Jalan yang dilalui kini lebih kecil jika dibanding sebelumnya. Panorama perkebunan sawit terus merajai. Lagi, saya mengintip speedometer pakcik/bapak supir! Kecepatannya  hampir 120 km/jam. Pantas berasa sangat laju!! Padahal melalui jalanan bergelombang naik turun.  Rambu “Awas” hati-hati bahkan tak mempengaharui pakcik supir. Membelah jalan perkebunan, beberapa kali saya melihat papan bertuliskan “Utamakan keselamatan semasa bekerja”.  Inilah jargon safety first dalam bahasa Melayu, Malaysia.

Minibus melintas di jembatan sebuah sungai kecil. Di sisi kanan, ladang sawit terlihat baru ditanam. Mobil terus melaju dalam kecepatan tinggi. Rasanya seperti terbang di jalan sepi!.  Ada rambu “Awas” dan “Pandu Cermat Jiwa Selamat” di jalan menikung.

Dari awal perjalanan, saya memang sengaja untuk tak tidur. Karena ingin menengok rupa Jalan Raya Pan Borneo, Malaysia disini. Sementara semua penumpang tertidur, saya yang asyik mencatat apa yang dilihat didengar di sepanjang jalan. Dengan diiringi musik pakcik supir dari lagu melow Malaysia hingga India. Dua orang kakak/encik berkerudung yang perawakannya sama dengan saya, mungkin tak menyadari bahwa saya adalah orang asing dari negara tetangga.

Ladang PJ Nagus

Pertama kalinya minibus pun berhenti menurunkan penumpang di persimpangan pos penjaga sebuah perkebunan sawit.
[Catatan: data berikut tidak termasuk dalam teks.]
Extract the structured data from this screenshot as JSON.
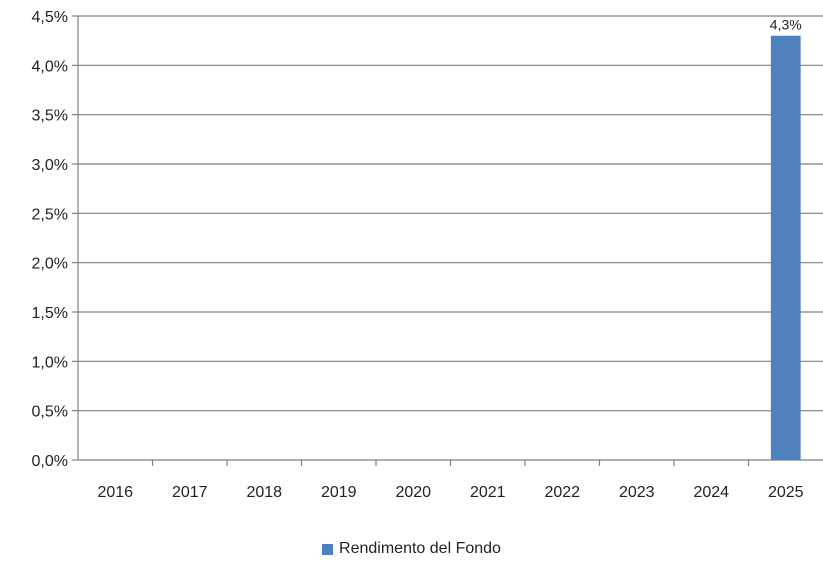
{
  "chart_data": {
    "type": "bar",
    "title": "",
    "xlabel": "",
    "ylabel": "",
    "categories": [
      "2016",
      "2017",
      "2018",
      "2019",
      "2020",
      "2021",
      "2022",
      "2023",
      "2024",
      "2025"
    ],
    "series": [
      {
        "name": "Rendimento del Fondo",
        "values": [
          null,
          null,
          null,
          null,
          null,
          null,
          null,
          null,
          null,
          4.3
        ],
        "data_labels": [
          "",
          "",
          "",
          "",
          "",
          "",
          "",
          "",
          "",
          "4,3%"
        ],
        "color": "#4F81BD"
      }
    ],
    "ylim": [
      0,
      4.5
    ],
    "yticks": [
      0,
      0.5,
      1.0,
      1.5,
      2.0,
      2.5,
      3.0,
      3.5,
      4.0,
      4.5
    ],
    "ytick_labels": [
      "0,0%",
      "0,5%",
      "1,0%",
      "1,5%",
      "2,0%",
      "2,5%",
      "3,0%",
      "3,5%",
      "4,0%",
      "4,5%"
    ],
    "grid": true,
    "legend_position": "bottom",
    "gridline_color": "#808080"
  },
  "legend": {
    "label": "Rendimento del Fondo"
  }
}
Nama perkebunan sawit tersebut yakni Ladang PJ Nagus. 

Lanjut lagi, minibus melaju tinggi mendahului kendaraan mobil di depan. Harus saya akui pakcik supir minibus yang kira-kira seusia orang tua saya ini memiliki keahlian membalap, dua jempol!! Efek penduduk negara tuan rumah F1 mungkin.

Ada rambu jalan bertuliskan “Awas Kawasan Kemalangan!”.  Saya tak mengerti maksudnya. Ada lagi plang papan bertuliskan “Tanda Amaran Mencuri Didakwa” di tepian jalan perkebunan sawit yang dilewati.
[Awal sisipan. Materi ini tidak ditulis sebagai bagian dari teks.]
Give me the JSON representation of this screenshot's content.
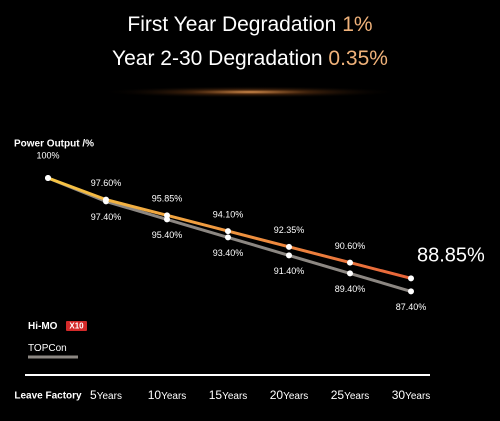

Semporna 20 km lagi!! Musik yang diputar berganti jadi lagu hari raya ala Malaysia. Ya, saya kesini memang masih dalam suasana lebaran Idul Fitri. Minibus kini melewati kawasan sekolah. Ada rambu bertuliskan “Kawasan Sekolah Pandu dengan Cermat”. Ini saya mengerti! Artinya kita harus hati-hati mengemudi.

Saya tak merasa sedang berada di luar negeri ketika melihat rumah perkampungan penduduk di sini. Kebanyakan adalah tipe rumah panggung . Lorong rumah dibuat sebagai bagasi mobil.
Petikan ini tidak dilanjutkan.